Peinture du chemin de croix à Notre Dame des Anges
Les Amis du Patrimoine Pondichérien communiquent
LETTRE AUX MEMBRES
21/03/ 2012
Chers amis,
Après avoir remis huit Prix du Patrimoine à des restaurations de qualité à Pondichéry depuis notre fondation en 1995, puis avoir initié et participé à la restauration de l’Alliance Française sur le Golfe du Bengale en 2004, appelée aussi la Maison Colombani, les Amis du Patrimoine Pondichérien ont choisi en 2009 de restaurer l’église Notre-Dame des Anges.
Trois motivations principales ont inspiré ce choix.
La première est d’ordre spatial.

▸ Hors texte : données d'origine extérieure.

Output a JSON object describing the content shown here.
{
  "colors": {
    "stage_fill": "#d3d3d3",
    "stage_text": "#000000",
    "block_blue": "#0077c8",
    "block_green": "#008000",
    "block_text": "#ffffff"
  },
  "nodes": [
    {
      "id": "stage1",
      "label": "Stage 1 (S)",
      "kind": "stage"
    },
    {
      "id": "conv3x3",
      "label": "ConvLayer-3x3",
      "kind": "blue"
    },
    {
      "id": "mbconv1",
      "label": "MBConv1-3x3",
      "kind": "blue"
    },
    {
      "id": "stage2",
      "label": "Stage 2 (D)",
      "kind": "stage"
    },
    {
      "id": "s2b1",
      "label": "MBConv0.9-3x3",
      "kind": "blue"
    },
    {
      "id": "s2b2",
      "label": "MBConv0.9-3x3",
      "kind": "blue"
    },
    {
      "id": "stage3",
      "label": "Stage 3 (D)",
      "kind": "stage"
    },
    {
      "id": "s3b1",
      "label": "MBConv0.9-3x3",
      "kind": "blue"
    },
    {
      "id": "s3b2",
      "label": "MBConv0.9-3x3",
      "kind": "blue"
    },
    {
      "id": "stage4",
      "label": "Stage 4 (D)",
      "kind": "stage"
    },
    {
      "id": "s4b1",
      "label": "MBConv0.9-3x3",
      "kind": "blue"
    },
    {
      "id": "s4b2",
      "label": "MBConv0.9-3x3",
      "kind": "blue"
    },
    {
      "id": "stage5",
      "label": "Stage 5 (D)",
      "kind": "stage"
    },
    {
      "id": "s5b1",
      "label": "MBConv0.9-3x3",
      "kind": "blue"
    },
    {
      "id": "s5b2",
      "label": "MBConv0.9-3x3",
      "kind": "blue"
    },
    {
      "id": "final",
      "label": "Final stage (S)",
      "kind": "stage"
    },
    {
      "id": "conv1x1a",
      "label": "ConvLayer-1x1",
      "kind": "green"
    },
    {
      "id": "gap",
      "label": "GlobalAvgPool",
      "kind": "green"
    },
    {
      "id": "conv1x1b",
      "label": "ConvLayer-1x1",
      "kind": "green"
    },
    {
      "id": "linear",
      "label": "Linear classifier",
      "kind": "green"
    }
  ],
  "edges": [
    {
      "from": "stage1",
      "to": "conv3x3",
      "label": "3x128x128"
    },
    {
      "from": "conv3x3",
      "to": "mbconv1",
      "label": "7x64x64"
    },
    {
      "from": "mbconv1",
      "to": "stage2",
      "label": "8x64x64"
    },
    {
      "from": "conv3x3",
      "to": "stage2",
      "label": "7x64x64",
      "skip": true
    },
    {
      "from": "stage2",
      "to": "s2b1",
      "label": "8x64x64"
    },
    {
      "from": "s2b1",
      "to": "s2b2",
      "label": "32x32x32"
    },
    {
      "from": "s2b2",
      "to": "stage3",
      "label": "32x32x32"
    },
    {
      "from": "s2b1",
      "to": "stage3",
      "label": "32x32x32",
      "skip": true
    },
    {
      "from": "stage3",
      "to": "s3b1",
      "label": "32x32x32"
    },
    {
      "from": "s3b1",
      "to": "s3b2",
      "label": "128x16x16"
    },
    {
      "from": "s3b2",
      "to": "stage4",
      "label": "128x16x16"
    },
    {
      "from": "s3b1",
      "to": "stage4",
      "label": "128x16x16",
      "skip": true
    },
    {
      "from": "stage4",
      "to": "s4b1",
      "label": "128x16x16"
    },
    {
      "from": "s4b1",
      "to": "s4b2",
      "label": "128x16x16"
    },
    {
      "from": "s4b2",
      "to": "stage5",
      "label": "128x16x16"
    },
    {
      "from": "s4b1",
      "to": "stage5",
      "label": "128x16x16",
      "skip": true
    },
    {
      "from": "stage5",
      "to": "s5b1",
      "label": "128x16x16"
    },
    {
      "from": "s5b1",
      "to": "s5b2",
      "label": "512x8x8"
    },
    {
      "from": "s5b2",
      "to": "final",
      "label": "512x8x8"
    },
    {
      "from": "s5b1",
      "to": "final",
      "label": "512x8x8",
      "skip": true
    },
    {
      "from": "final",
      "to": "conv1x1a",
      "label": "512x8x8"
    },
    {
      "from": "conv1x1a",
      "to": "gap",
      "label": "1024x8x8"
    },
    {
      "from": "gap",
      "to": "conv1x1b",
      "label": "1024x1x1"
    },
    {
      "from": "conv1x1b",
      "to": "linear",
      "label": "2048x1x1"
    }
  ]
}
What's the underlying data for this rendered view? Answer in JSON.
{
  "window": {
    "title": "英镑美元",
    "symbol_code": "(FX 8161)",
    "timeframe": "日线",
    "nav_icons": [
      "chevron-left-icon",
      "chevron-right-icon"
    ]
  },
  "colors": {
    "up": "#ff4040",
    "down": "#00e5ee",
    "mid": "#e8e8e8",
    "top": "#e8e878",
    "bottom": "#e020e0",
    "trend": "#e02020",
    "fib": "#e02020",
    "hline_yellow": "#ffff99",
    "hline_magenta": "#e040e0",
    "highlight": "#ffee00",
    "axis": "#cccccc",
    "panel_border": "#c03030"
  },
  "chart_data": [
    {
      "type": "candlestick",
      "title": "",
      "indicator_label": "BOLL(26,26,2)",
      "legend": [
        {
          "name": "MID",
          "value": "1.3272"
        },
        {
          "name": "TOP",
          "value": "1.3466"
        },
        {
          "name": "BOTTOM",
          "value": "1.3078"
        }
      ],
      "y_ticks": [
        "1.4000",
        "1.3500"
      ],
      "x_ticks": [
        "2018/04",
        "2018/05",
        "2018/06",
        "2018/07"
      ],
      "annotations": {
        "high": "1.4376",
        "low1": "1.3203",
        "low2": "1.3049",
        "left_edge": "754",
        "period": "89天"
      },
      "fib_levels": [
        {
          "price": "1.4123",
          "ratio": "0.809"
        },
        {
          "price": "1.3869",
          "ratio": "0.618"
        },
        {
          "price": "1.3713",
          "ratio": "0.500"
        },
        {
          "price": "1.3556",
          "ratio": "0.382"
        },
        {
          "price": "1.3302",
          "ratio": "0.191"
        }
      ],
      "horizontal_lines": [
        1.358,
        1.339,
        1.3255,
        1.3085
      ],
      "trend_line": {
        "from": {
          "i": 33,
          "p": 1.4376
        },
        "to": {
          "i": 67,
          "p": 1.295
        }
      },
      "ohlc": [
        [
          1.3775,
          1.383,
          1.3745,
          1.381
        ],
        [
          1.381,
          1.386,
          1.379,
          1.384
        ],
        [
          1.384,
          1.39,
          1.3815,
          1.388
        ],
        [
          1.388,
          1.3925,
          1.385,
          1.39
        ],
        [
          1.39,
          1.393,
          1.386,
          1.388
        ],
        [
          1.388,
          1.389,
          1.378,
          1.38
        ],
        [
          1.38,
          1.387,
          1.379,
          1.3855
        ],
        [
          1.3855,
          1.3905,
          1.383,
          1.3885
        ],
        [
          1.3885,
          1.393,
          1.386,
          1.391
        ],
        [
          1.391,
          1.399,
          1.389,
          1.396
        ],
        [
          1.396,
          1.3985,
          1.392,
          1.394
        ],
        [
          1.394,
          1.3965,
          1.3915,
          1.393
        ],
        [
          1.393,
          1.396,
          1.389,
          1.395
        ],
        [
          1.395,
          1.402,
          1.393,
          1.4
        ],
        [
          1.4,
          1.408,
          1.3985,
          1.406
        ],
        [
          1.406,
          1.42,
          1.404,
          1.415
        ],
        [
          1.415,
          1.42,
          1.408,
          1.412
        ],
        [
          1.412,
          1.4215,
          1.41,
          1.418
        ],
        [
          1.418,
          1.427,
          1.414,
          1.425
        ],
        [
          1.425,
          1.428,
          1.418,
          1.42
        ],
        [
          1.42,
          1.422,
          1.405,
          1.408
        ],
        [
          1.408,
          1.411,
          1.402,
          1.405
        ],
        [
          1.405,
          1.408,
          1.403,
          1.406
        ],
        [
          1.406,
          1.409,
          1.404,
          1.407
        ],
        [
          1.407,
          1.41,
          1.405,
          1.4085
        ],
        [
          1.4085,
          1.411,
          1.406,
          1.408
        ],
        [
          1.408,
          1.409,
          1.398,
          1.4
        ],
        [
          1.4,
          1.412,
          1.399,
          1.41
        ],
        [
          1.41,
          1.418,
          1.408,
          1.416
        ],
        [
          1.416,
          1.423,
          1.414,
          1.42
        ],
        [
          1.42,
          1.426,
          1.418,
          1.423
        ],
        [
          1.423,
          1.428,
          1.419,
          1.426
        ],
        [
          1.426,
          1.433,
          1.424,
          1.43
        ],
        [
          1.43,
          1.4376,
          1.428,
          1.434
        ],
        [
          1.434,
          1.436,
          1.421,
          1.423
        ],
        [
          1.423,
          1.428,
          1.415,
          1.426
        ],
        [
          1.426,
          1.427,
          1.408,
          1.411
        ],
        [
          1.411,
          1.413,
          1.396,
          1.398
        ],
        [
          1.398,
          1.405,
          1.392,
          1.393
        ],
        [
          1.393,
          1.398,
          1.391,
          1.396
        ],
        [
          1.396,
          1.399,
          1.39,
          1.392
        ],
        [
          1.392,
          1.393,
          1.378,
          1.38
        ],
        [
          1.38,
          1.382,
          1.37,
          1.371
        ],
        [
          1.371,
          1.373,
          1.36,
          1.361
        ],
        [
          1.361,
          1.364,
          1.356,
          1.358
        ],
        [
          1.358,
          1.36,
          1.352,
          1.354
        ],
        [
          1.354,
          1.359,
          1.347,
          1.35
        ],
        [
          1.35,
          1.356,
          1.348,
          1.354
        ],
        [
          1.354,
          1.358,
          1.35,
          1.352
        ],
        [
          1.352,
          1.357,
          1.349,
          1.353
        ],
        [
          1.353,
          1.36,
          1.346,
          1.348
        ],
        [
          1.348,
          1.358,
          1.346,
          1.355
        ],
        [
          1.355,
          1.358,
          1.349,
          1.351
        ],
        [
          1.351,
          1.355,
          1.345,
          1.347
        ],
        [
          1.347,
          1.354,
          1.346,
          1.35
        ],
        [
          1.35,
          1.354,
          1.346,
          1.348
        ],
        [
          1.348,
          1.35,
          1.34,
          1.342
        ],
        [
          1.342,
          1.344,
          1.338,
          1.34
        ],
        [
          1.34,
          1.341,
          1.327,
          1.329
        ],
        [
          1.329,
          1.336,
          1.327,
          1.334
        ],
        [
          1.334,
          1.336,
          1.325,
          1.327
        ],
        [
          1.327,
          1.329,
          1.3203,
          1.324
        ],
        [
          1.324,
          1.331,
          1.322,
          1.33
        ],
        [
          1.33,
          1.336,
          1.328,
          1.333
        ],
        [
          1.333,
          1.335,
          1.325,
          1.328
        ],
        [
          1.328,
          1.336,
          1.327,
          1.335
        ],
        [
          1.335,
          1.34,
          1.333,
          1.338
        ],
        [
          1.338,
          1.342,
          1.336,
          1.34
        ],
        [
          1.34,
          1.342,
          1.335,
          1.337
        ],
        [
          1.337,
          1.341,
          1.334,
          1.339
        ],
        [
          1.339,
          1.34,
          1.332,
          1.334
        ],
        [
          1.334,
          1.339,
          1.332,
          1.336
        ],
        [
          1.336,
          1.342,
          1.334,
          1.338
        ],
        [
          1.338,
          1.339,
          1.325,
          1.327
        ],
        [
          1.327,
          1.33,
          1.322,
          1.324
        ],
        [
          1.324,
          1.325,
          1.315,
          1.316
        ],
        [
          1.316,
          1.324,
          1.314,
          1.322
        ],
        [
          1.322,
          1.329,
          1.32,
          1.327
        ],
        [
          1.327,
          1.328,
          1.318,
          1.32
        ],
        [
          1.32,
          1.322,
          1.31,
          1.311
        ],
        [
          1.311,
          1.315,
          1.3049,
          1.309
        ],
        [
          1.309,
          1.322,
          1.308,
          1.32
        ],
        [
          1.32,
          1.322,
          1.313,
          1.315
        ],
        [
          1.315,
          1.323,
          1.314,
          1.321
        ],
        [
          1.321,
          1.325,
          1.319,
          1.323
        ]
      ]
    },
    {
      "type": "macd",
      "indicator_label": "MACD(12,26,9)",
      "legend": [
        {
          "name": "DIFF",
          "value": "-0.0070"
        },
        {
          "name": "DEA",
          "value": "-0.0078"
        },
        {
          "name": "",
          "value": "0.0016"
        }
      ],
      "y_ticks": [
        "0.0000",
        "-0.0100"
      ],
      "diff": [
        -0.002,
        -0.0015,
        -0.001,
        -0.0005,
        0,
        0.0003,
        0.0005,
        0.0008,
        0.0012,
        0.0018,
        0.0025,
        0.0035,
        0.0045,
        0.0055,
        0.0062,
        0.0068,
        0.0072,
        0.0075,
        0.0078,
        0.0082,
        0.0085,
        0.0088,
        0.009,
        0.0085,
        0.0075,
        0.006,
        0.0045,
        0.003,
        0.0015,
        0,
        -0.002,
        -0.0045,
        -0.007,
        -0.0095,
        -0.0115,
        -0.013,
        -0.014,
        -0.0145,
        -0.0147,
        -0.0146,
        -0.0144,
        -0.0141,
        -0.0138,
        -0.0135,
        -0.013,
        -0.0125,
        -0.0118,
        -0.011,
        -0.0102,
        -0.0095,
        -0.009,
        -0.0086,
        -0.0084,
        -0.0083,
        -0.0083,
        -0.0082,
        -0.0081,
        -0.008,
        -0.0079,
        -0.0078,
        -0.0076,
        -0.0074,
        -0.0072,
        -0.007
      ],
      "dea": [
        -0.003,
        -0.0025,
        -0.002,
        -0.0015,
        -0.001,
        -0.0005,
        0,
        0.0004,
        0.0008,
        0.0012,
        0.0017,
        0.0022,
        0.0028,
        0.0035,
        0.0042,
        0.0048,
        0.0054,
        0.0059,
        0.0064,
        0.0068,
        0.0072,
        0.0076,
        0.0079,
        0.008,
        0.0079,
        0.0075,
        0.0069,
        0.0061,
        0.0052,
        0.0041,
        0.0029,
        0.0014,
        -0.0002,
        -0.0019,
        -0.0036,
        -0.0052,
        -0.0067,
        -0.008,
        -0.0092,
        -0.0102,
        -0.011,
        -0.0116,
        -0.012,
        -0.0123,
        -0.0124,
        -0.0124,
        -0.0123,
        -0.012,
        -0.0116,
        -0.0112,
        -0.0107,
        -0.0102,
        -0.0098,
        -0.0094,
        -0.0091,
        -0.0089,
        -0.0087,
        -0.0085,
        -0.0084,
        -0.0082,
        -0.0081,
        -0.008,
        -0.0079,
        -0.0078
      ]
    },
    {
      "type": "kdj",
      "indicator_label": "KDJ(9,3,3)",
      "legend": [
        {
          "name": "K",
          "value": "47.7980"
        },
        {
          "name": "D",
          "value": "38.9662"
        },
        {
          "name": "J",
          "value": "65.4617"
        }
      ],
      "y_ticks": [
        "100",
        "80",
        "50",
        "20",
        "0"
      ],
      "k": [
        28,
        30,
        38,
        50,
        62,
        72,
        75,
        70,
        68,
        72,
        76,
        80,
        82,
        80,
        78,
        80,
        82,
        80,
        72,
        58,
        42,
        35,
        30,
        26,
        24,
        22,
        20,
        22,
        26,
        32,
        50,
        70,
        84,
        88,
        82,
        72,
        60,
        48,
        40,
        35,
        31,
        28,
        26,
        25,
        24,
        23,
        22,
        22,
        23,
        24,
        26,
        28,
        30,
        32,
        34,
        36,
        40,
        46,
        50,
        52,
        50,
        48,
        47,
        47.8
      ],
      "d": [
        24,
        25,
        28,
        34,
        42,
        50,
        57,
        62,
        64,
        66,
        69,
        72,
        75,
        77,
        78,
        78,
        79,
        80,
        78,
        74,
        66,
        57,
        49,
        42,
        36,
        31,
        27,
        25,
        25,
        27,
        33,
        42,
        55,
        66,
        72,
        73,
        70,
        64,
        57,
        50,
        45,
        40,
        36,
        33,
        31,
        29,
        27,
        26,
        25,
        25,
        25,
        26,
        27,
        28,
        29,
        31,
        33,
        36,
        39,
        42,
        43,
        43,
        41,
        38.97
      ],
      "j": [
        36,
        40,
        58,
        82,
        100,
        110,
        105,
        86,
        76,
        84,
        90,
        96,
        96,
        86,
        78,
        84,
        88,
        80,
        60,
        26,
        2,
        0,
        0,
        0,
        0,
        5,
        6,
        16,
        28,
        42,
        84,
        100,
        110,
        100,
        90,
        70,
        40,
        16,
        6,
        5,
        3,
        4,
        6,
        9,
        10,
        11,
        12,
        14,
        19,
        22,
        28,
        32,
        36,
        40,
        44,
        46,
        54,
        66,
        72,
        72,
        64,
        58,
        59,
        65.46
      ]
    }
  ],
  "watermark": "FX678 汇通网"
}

Chaque matin, l’église Notre-Dame des Anges est le témoin d’un phénomène remarquable. Depuis l’horizon marin, courant droit de Birmanie, le premier rayon du soleil vient toucher la statue de Jeanne d’Arc plantée dans le jardin devant l’église, avant d’entrer par la grande porte et filer jusqu’à l’autel où est célébrée la première messe du jour. Une correspondance qui nous a interpelés.
La seconde est historique. La présence de l’église Notre-Dame des Anges remonte à l’arrivée des Français à Pondichéry, même si l’église actuelle, construite entre 1851 et 1855 par l’ingénieur Louis Guerre, un aïeul de la trésorière de notre association, est la quatrième du nom. En effet, deux moines capucins accompagnaient François Martin en 1674 lors de son installation comme premier Gouverneur de Pondichéry. Or les capucins font partie de l’ordre des franciscains ; d’où le choix du vocable «Notre-Dame des Anges», en écho à l’église Sainte-Marie des Anges d’Assise, où saint François restaura sa première chapelle et fonda sa première communauté.
La troisième motivation est plus humaine et spirituelle. Si la plupart des Français de l’Inde, au cours des trois siècles de leur présence dans le sous-continent, ont débarqué à Pondichéry et sont donc passés devant ou sont entrés dans cette église, sa restauration est aussi l’occasion de commémorer trois grands témoins du dialogue entre l’hindouisme et le christianisme : Jules Monchanin, Henri Le Saux et Bede Griffiths… passés également par cette église.
En plein accord avec le nouveau curé de la paroisse, arrivé en 2008, le père Michael John Antonysamy, les travaux commencèrent donc en septembre 2009. Nous avions alors rassemblé les premiers donateurs et choisi un maître d’œuvre en la personne de Patrick Lafourcade. L’église n’avait connu jusqu’à cette date que des entretiens mineurs, mais jamais la restauration complète qui s’imposait.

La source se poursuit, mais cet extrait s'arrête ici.